Four RCTs reported SF-36 Bodily Pain (0 [worst pain] to 100 [no pain]) and observed improvement in both groups at short- and medium-term follow-up (range 14.1 to 40.9 point increase for surgery, 17.3 to 30.5 point increase for comparator), but between-group differences were mixed.15, 16, 18, 19 Weinstein et al.19 reported an AMD at 12 weeks of 2.9 (95% CI, − 2.2 to 8.0), and Peul et al.18 reported an AMD at 8 weeks of 8.4 (95% CI, 3.2 to 13.5) and at 26 weeks of 3.3 (95% CI, − 1.8 to 8.4). Both of these studies compared discectomy or microdiscectomy to medication and physical therapy. In contrast, Gerszten et al.,15 which compared plasma disc decompression to epidural steroid injection, reported a significant between-group difference favoring surgery at 26 weeks (actual values not reported [NR], P = 0.004). Finally, McMorland et al.16 reported no difference in the repeated measure AMD from 6 to 12 weeks (actual values NR, P = 0.34) comparing microdiscectomy to spinal manipulation.
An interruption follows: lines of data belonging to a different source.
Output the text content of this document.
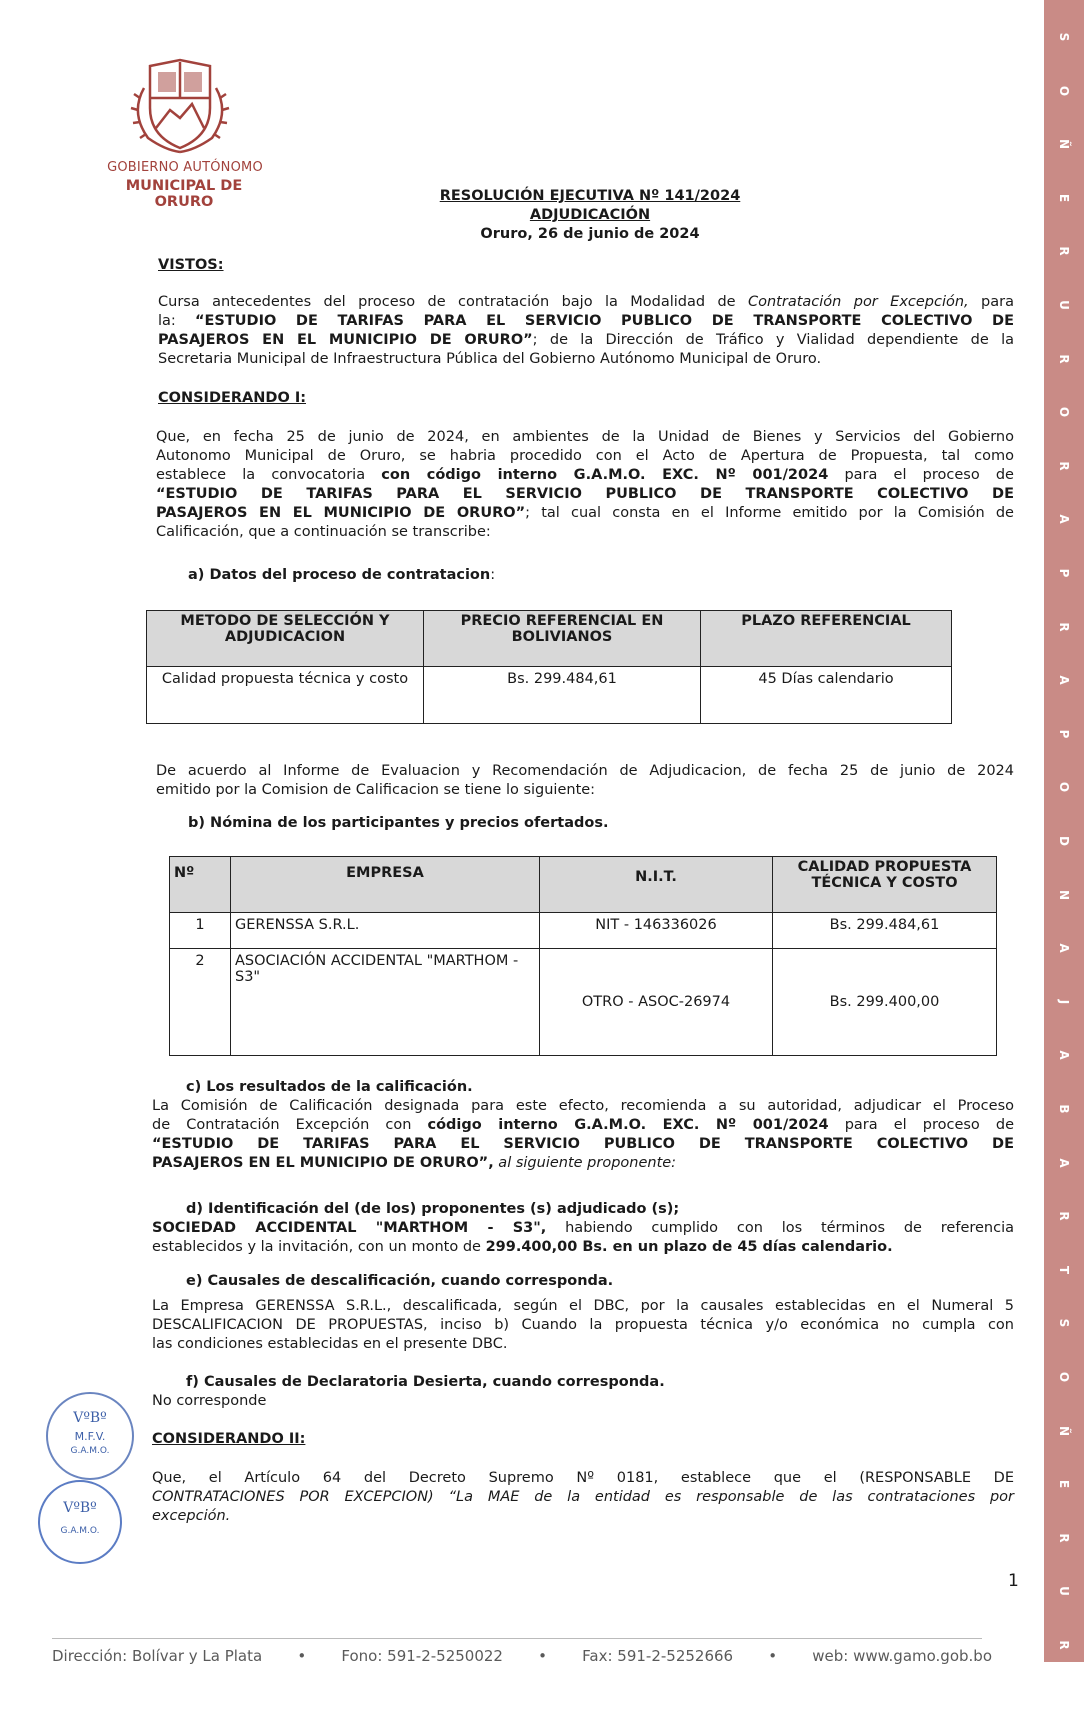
GOBIERNO AUTÓNOMO
MUNICIPAL DE ORURO	RESOLUCIÓN EJECUTIVA Nº 141/2024
ADJUDICACIÓN
Oruro, 26 de junio de 2024
VISTOS:
Cursa antecedentes del proceso de contratación bajo la Modalidad de Contratación por Excepción, para
la: “ESTUDIO DE TARIFAS PARA EL SERVICIO PUBLICO DE TRANSPORTE COLECTIVO DE
PASAJEROS EN EL MUNICIPIO DE ORURO”; de la Dirección de Tráfico y Vialidad dependiente de la
Secretaria Municipal de Infraestructura Pública del Gobierno Autónomo Municipal de Oruro.
CONSIDERANDO I:
Que, en fecha 25 de junio de 2024, en ambientes de la Unidad de Bienes y Servicios del Gobierno
Autonomo Municipal de Oruro, se habria procedido con el Acto de Apertura de Propuesta, tal como
establece la convocatoria con código interno G.A.M.O. EXC. Nº 001/2024 para el proceso de
“ESTUDIO DE TARIFAS PARA EL SERVICIO PUBLICO DE TRANSPORTE COLECTIVO DE
PASAJEROS EN EL MUNICIPIO DE ORURO”; tal cual consta en el Informe emitido por la Comisión de
Calificación, que a continuación se transcribe:
a) Datos del proceso de contratacion:
METODO DE SELECCIÓN Y ADJUDICACION	PRECIO REFERENCIAL EN BOLIVIANOS	PLAZO REFERENCIAL
Calidad propuesta técnica y costo	Bs. 299.484,61	45 Días calendario
De acuerdo al Informe de Evaluacion y Recomendación de Adjudicacion, de fecha 25 de junio de 2024
emitido por la Comision de Calificacion se tiene lo siguiente:
b) Nómina de los participantes y precios ofertados.
Nº	EMPRESA	N.I.T.	CALIDAD PROPUESTA TÉCNICA Y COSTO
1	GERENSSA S.R.L.	NIT - 146336026	Bs. 299.484,61
2	ASOCIACIÓN ACCIDENTAL "MARTHOM - S3"	OTRO - ASOC-26974	Bs. 299.400,00
c) Los resultados de la calificación.
La Comisión de Calificación designada para este efecto, recomienda a su autoridad, adjudicar el Proceso
de Contratación Excepción con código interno G.A.M.O. EXC. Nº 001/2024 para el proceso de
“ESTUDIO DE TARIFAS PARA EL SERVICIO PUBLICO DE TRANSPORTE COLECTIVO DE
PASAJEROS EN EL MUNICIPIO DE ORURO”, al siguiente proponente:
d) Identificación del (de los) proponentes (s) adjudicado (s);
SOCIEDAD ACCIDENTAL "MARTHOM - S3", habiendo cumplido con los términos de referencia
establecidos y la invitación, con un monto de 299.400,00 Bs. en un plazo de 45 días calendario.
e) Causales de descalificación, cuando corresponda.
La Empresa GERENSSA S.R.L., descalificada, según el DBC, por la causales establecidas en el Numeral 5
DESCALIFICACION DE PROPUESTAS, inciso b) Cuando la propuesta técnica y/o económica no cumpla con
las condiciones establecidas en el presente DBC.
f) Causales de Declaratoria Desierta, cuando corresponda.
No corresponde
CONSIDERANDO II:
Que, el Artículo 64 del Decreto Supremo Nº 0181, establece que el (RESPONSABLE DE
CONTRATACIONES POR EXCEPCION) “La MAE de la entidad es responsable de las contrataciones por
excepción.
VºBº
M.F.V.
G.A.M.O.
VºBº
G.A.M.O.
1
Dirección: Bolívar y La Plata • Fono: 591-2-5250022 • Fax: 591-2-5252666 • web: www.gamo.gob.bo
S
O
Ñ
E
R
U
R
O
R
A
P
R
A
P
O
D
N
A
J
A
B
A
R
T
S
O
Ñ
E
R
U
R
O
Similar to the VAS, within-group improvements in the SF-36 Bodily Pain measure persisted, but between-group differences were not significant in the two RCTs reporting long-term outcomes.18, 19

Two studies comparing microdiscectomy or discectomy to medication and physical therapy reported short-, medium-, and long-term pain using the Sciatica Index (scale 0 [no pain] to 24 [worst pain]).18, 19 Scores improved in both groups at short-term follow-up; between-group AMDs were statistically significant and ranged from − 2.1 to − 4.0 points favoring surgery. Within-group improvements persisted, but between-group differences were mixed at long-term follow-up.

Other Pain Outcomes

Three RCTs reported other pain outcomes.4, 14, 16 These studies confirmed similar findings to the measures of pain previously reported. We did not use these studies in our strength of evidence ratings for the pain outcome because they were each only used in one study. Individual study results are available in Appendix Table B-1 of the Online Supplement.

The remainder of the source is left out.